Absolutely. I agree that royalties aren’t the solution here and I agree with what the problem is. Your previous comment just kinda came across (at least to me) like giving some praise to Gearbox for giving out royalties when IMO it doesn’t really deserve praise when those royalties don’t meet the expectations of the people actually doing the work. Especially when the owners get to set their own special deals with guaranteed payouts.
I’m sure it looked great when they made Borderlands 2, but they also made Battleborne. Borderlands 2 devs still get royalties to this day. And hey, Gearbox still gets some stuff right sometimes. The entire Borderlands series still supports LAN, which even the people who manage the Steam pages don’t seem to care about. They can be good in some ways and shitty in others. Life is rarely so simple.
Dear video game developers,
There are too many video games nowadays. Please eliminate three.

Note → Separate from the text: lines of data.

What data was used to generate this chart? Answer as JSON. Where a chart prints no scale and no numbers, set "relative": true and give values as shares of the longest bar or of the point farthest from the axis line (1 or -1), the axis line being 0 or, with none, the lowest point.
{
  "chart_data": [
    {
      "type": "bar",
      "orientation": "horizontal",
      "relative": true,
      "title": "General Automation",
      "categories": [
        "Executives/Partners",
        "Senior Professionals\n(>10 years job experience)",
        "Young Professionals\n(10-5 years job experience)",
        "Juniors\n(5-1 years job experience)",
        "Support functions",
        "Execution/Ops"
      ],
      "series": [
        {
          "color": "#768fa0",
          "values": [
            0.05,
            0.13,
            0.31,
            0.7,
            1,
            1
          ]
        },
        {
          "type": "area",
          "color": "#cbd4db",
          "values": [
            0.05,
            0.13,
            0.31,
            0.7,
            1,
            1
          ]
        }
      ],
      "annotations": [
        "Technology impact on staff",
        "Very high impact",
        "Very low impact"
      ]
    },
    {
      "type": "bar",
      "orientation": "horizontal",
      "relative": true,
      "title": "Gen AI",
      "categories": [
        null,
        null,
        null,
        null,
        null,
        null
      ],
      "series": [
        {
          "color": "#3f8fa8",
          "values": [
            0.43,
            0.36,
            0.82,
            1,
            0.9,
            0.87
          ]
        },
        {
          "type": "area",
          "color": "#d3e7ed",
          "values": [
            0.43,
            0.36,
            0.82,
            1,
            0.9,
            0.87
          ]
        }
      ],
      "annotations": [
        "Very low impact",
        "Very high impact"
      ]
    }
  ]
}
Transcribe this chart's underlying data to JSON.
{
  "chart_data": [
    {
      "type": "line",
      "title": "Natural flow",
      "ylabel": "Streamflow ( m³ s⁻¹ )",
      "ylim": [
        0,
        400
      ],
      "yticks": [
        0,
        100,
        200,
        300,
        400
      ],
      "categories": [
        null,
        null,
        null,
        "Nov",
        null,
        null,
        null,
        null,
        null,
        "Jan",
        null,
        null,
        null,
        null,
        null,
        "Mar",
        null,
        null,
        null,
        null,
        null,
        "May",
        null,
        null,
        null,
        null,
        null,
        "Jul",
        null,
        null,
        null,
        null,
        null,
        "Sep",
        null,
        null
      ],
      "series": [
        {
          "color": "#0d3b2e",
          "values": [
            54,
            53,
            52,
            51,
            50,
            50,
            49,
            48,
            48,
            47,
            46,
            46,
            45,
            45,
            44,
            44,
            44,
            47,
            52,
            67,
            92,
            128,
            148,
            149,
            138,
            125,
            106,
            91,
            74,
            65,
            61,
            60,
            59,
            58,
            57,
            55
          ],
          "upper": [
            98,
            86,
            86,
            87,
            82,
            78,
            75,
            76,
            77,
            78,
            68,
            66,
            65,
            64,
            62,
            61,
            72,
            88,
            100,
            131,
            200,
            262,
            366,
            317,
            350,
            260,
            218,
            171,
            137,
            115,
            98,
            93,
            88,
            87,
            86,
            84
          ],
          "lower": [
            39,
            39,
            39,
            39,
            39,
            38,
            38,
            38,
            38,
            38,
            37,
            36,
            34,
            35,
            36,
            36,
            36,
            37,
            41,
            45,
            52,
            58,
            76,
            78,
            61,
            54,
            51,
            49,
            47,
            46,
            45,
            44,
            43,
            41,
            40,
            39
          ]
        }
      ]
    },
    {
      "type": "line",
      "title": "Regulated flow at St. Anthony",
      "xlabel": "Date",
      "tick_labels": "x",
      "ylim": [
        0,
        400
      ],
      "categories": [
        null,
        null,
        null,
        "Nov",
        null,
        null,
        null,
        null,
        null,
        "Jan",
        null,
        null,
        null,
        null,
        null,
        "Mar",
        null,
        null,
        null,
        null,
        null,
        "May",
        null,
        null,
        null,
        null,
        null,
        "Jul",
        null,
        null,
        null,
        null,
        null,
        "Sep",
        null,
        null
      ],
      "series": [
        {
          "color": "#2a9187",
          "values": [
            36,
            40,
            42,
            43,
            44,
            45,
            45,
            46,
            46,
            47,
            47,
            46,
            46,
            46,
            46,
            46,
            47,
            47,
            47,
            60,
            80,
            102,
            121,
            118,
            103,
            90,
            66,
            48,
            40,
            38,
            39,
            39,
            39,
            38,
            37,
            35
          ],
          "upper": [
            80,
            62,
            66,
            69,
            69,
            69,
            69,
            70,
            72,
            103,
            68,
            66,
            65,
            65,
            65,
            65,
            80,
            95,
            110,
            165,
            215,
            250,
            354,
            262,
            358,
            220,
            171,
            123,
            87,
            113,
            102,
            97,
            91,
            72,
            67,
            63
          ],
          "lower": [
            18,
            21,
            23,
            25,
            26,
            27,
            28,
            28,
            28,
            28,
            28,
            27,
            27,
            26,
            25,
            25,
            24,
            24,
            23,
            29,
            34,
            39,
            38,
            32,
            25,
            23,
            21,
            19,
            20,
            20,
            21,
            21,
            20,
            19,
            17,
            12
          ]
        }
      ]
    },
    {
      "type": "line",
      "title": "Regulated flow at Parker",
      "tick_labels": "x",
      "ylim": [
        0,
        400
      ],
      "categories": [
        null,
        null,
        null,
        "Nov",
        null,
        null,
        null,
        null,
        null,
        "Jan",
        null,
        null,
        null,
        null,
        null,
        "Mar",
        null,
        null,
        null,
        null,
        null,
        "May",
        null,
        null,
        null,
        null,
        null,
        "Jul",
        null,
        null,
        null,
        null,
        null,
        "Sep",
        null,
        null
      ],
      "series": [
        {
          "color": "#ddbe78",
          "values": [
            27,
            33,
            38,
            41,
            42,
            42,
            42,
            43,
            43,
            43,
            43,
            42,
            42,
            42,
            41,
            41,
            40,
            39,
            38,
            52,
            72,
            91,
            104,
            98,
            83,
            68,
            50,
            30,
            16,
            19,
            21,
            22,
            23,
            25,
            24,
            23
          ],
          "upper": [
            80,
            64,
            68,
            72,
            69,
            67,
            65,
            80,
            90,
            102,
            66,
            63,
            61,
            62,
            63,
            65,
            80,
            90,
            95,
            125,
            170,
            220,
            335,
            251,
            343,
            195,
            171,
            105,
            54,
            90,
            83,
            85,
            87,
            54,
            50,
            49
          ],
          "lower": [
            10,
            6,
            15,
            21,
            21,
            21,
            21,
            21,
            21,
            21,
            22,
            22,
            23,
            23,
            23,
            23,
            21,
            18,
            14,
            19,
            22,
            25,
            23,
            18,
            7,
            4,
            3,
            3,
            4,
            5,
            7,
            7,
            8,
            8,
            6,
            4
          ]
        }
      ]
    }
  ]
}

How comes movies aren’t like this? I feel like there are so few movies but so many games.
Distribution. It’s very easy to put your game on Steam next to Grand Theft Auto. You’ll have a much harder time getting your indie film in theaters or on a streaming service. High quality movies aren’t typically found on someone’s YouTube channel.
The price it costs to make movies and the services that promote them. There are way more new movies than you realize. The market is just as oversaturated. You’re just less likely to see low budget indie movies the same way you prominently see low budget games and music unless you follow cheap horror circles and things like found footage.

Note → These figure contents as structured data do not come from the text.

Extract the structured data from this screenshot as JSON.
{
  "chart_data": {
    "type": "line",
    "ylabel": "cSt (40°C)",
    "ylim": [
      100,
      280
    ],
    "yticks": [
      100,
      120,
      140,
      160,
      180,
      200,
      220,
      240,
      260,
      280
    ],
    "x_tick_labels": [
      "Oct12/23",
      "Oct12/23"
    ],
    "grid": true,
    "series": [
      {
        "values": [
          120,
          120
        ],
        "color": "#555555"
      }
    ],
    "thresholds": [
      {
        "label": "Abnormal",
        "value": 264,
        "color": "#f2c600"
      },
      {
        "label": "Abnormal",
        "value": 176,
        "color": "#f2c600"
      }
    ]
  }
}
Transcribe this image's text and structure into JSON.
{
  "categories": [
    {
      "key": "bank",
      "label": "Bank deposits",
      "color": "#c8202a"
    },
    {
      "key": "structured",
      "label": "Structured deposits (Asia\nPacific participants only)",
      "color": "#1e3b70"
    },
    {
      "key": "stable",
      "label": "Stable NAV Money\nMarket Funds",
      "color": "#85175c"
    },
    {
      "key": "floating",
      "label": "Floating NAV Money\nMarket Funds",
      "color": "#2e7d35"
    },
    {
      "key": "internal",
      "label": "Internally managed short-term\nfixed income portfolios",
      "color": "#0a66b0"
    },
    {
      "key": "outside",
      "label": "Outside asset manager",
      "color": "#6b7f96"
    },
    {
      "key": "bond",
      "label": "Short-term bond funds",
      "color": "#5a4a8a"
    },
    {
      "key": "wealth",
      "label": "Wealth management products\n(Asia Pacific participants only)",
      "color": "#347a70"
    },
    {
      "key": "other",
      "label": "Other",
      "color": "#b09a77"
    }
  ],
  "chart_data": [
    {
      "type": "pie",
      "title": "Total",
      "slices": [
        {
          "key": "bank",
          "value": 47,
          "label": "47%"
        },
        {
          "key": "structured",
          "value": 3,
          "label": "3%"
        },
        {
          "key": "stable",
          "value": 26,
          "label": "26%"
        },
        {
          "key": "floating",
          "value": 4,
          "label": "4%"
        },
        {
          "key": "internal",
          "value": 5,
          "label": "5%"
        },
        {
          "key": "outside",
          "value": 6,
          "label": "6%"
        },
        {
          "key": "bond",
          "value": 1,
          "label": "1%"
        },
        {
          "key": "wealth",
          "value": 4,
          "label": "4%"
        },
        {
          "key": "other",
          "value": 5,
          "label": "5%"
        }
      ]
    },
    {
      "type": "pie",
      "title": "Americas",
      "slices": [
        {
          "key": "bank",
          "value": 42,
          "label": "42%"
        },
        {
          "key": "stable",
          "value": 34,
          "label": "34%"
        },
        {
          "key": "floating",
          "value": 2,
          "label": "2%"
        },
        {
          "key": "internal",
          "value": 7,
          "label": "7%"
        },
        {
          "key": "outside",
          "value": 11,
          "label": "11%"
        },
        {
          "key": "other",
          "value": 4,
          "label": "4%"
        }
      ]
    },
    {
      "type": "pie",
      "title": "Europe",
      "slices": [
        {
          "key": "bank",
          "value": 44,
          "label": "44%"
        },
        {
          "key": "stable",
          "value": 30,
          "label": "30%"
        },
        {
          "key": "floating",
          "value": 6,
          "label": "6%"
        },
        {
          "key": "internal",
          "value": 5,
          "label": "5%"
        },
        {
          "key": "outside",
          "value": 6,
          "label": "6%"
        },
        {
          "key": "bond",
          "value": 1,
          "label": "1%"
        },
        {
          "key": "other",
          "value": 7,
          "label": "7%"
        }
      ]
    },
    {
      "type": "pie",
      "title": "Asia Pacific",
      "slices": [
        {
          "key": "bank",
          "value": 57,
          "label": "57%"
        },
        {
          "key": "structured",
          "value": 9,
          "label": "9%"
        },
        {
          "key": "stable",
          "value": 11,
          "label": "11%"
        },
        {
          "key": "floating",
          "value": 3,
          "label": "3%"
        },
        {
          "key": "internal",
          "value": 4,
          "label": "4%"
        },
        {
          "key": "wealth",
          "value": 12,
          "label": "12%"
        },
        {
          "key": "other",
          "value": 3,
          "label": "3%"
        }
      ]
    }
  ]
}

Can confirm, my neighbor makes indie films, and I don’t live in Hollywood or anything, just a random town in Utah. There are more than you and I expect.
It still costs more to make an indie or found footage film than it would to make a game or music or other art. I watch a lot of found footage so I’m pretty familiar with the style and do a lot of research on the ones I like. The average on the low end of the price spectrum is around $10,000 although some have been made for around $1,000.
Still there’s a lot of stuff out there. Another thing to consider is that art, music, and games from foreign countriea are way more accessible than movies and shows from abroad.
scale down then. or make better games.
capitalist crises of production are dumb.